I can tell from the handwriting. Sloped, large loops, deeply romantic.
It reads,
Dearest Jez,
I’m leaving today.
Apparently my brain’s problems are not physical, and if it weren’t for not forgetting you, I’d think everything was back to normal.
But it may never be.
Anyway, I’m leaving today.
But I have something for you.
I hope it tells you everything we never had the opportunity to say.
Take care.
– N
I peel the front sheet from the stack and place it gently on the bed.
It’s music.
She’s written a song. She’s written me a song.
The notes play themselves in my brain when my eye scans over them, like the rest of the world reads words.
It’s the piece she was tinkering with the other night while I stood outside listening.
It’s beautiful.
And then I read aloud the words written underneath.
Pour Jeremy.
For Jeremy.
For me.
I hug it to my chest. A piece of her to keep with me, forever.
***
“So, we’re going to take you to the Beverley Wilshire for a while, give you some time to adapt to not being in the hospital and having round-the-clock care. Then you can decide if you want to stay here or go back to London. Wherever you decide, you name it, we’ll be there,” Dennis tells me.

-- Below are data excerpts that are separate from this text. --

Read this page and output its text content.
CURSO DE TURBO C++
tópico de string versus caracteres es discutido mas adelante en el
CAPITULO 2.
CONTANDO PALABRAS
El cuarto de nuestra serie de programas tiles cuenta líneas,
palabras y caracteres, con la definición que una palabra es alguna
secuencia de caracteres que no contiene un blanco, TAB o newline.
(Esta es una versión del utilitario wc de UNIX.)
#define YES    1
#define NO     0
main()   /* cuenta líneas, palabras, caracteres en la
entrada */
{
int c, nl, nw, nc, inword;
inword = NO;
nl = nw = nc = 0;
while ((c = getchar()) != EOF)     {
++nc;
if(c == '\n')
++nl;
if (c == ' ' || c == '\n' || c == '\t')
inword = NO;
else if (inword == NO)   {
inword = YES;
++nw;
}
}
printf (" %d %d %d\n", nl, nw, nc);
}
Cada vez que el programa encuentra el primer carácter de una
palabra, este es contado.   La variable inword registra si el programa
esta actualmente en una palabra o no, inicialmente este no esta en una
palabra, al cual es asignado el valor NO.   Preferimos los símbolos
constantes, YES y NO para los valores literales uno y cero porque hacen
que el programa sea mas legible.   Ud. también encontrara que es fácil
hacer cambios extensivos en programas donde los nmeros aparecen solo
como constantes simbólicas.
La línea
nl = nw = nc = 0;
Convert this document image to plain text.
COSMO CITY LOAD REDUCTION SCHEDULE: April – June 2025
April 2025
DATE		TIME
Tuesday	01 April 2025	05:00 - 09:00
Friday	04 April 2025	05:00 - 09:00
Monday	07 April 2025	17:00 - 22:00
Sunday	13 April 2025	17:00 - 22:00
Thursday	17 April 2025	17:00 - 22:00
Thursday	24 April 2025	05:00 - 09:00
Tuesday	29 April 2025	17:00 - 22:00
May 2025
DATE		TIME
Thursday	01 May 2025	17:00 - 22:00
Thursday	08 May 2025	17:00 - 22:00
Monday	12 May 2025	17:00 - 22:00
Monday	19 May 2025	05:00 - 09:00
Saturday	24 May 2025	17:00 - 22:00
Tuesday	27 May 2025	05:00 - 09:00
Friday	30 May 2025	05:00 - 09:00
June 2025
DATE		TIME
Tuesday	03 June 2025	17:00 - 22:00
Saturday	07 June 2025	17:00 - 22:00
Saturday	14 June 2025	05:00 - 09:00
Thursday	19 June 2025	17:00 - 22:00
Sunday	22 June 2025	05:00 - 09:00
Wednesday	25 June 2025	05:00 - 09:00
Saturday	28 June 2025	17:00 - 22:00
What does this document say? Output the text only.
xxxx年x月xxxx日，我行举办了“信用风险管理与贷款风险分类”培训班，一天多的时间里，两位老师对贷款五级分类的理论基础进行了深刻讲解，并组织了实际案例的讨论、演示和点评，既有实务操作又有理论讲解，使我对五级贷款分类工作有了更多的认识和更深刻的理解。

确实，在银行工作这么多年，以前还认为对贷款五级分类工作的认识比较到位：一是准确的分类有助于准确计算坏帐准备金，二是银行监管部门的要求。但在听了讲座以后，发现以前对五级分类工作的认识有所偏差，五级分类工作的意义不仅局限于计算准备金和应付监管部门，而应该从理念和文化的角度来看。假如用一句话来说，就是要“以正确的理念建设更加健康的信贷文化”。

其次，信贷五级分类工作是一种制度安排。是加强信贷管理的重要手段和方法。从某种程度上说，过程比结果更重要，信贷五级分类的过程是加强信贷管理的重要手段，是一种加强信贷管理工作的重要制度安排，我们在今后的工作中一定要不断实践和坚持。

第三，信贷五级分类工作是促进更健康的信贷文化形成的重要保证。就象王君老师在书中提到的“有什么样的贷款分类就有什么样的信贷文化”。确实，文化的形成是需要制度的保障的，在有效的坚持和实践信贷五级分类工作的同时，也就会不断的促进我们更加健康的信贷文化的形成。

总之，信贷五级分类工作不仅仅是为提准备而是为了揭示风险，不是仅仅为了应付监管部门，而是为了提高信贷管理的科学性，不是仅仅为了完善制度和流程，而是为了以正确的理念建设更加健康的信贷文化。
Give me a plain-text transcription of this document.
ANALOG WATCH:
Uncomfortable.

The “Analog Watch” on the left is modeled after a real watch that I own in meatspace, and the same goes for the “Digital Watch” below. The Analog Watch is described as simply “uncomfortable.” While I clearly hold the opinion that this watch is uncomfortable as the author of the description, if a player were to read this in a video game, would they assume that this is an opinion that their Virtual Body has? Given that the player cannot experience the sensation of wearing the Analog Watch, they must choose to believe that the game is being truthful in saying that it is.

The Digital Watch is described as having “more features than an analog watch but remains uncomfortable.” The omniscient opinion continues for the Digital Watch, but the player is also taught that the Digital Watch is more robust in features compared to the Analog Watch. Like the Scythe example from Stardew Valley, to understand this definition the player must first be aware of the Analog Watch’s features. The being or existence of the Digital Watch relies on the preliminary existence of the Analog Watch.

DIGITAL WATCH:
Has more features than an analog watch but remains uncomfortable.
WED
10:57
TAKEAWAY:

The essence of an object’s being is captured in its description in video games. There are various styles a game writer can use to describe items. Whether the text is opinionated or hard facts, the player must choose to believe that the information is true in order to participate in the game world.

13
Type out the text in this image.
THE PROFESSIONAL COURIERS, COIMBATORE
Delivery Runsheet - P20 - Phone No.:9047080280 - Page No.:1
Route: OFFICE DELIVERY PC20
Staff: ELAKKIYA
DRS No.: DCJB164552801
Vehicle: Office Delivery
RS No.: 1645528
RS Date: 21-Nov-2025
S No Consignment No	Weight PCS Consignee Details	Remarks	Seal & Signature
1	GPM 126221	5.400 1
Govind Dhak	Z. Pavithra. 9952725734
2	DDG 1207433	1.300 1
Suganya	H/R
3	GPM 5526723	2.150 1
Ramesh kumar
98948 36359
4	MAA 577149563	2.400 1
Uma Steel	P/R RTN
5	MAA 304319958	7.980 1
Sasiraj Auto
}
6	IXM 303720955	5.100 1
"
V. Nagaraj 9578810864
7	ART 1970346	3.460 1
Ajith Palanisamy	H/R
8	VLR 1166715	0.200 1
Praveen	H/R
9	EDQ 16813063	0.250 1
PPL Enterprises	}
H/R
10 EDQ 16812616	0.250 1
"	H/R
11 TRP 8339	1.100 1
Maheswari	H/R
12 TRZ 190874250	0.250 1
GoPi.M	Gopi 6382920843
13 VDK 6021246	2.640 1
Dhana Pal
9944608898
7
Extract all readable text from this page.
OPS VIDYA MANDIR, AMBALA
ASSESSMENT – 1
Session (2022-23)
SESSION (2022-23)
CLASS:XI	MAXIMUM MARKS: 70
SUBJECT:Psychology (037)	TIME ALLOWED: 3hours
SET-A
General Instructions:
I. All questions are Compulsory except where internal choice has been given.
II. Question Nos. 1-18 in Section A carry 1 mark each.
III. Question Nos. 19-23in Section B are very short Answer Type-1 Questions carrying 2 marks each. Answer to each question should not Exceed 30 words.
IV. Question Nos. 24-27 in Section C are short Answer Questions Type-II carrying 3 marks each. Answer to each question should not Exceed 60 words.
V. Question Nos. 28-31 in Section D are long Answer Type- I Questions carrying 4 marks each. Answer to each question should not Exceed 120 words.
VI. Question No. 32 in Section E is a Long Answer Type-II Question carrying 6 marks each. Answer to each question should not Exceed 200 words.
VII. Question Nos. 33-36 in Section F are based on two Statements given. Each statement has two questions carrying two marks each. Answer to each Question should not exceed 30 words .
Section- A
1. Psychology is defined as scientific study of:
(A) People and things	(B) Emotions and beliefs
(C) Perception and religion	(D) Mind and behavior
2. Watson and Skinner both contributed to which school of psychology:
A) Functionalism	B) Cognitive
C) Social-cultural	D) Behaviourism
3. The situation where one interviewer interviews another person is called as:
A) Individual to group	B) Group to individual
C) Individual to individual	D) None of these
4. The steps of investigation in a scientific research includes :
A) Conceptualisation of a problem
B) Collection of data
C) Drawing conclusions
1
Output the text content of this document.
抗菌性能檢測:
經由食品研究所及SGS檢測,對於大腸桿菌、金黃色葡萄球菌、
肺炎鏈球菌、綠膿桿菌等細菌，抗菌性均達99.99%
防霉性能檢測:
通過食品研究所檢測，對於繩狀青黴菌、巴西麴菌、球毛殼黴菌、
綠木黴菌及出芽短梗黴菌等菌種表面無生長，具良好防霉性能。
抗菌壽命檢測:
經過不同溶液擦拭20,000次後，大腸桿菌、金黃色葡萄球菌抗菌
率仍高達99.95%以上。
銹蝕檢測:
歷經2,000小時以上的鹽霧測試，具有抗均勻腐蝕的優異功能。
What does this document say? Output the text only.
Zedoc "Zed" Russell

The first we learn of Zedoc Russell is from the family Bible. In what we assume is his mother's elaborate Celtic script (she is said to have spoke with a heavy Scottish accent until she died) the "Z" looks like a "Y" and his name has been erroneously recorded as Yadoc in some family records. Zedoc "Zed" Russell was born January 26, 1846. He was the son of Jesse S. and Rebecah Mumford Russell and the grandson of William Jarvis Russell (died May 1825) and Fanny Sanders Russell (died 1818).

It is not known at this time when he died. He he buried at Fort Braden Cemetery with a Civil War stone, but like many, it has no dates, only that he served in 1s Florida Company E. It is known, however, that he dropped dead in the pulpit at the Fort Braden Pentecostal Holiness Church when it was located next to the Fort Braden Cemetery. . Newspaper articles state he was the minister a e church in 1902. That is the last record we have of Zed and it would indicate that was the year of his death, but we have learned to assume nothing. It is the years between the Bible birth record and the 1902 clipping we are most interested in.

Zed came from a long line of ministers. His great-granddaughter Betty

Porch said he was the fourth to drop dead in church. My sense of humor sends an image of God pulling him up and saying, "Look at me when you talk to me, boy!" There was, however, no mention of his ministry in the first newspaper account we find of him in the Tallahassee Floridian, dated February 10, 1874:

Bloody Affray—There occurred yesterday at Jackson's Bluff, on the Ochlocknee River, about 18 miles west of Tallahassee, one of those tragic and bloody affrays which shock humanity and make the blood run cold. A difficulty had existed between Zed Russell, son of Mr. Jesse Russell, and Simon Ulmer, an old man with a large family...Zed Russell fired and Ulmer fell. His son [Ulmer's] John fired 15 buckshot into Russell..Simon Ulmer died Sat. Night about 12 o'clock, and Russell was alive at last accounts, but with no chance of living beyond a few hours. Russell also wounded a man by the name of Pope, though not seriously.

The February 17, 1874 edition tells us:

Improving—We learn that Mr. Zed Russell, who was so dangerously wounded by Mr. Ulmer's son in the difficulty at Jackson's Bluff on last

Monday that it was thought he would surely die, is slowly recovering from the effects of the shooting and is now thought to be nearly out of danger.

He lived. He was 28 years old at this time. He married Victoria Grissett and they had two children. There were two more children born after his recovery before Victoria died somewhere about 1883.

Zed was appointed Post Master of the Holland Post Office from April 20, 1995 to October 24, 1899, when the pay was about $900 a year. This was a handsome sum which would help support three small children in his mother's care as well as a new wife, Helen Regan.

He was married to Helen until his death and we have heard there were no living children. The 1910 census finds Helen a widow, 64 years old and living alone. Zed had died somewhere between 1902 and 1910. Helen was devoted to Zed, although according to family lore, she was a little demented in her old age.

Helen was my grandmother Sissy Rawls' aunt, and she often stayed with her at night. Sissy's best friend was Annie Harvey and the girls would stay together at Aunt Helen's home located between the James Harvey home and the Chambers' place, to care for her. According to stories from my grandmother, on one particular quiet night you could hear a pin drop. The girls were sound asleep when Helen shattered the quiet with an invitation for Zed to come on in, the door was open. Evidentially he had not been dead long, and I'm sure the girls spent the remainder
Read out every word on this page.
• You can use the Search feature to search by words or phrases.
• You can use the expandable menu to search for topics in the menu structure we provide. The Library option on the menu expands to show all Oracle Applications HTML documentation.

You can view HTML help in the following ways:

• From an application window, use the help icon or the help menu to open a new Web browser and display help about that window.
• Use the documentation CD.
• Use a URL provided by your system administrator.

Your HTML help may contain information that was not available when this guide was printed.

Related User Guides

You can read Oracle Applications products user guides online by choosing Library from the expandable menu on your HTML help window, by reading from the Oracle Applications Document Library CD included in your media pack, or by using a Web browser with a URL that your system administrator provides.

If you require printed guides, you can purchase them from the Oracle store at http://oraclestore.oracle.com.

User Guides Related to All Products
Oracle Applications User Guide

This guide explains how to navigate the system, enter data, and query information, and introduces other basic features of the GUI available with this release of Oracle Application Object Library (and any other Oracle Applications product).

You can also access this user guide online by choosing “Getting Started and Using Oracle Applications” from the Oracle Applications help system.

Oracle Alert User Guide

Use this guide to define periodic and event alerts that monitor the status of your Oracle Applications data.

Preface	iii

“Fine,” I tell him, not that it matters.
“Can I have these?” Brad holds up a pair of the hotel slippers. He drops them on the floor and slides his feet into them before I can answer. Emily rolls her eyes and gives me a wink. I smile back at her, and how obviously in love with him she is. Lucky bastard.
I look around the room. They’re all paired off. Cadey and Seb. Emily and Brad. Even Marius… is with my little sister, Anca.
We’re still us, I guess. But I’d be lying if I didn’t admit that they’re happier than I’ve ever seen them. And I’ve been with them pretty much every day since we were thirteen years old.